Chinese Foreign Ministry spokesman Qin Gang said the prize has sometimes gone to the wrong people. He did not say whom.
"For the past few years we see that many people in the world have dedicated themselves to world peace and scientific and human progress and have been properly awarded with the Nobel Peace Prize," he said.
"However," Qin added, "some of the prizes went against Mr. Nobel's initial purpose. We hope the Nobel prize should be awarded to the right people."
Voices of dissent
Peace researcher Stein Toennesson, director of the Peace Research Institute in Oslo, Norway, said the prize committee might pick a Chinese activist "in view of the fact that the Olympic Games did not bring the improvement many had hoped for, but instead led to a number of strict security measures."
This year is also the 60th anniversary of the signing of the U.N. Universal Declaration of Human Rights in 1948.
Hu is a brash dissident who has tirelessly chronicled the arrests and harassment of other activists. He started out fighting for the rights of HIV/AIDS patients but his scope expanded after the government gave little ground.
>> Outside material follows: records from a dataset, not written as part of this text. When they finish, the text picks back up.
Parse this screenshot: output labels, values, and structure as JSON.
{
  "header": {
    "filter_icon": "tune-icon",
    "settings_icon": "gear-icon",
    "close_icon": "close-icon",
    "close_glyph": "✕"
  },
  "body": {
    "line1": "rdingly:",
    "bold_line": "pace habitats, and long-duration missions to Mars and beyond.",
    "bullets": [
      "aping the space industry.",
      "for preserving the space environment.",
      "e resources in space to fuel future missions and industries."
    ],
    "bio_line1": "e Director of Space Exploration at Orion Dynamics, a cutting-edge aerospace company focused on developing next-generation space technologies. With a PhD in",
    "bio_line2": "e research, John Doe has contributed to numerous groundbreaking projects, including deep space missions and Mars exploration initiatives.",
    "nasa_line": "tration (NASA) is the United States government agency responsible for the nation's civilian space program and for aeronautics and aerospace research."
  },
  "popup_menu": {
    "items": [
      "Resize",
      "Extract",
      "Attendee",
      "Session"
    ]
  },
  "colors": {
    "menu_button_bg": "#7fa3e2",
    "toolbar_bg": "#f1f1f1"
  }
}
He began to see China's problems as rooted in authorities' lack of respect for human rights.
Security agents removed Hu from his apartment on Dec. 27 without explanation. In April, he was sentenced to 3 1/2 years in jail.
Gao, a lawyer became a prominent critic of China's civil rights lapses in 2002-2006, taking on cases involving property-rights violations, the banned Falun Gong spiritual movement and religious persecution.
He was arrested in August 2006, convicted in a one-day trial and placed under house arrest. He was convicted on the basis of nine articles posted on foreign Web sites, state media reported at the time.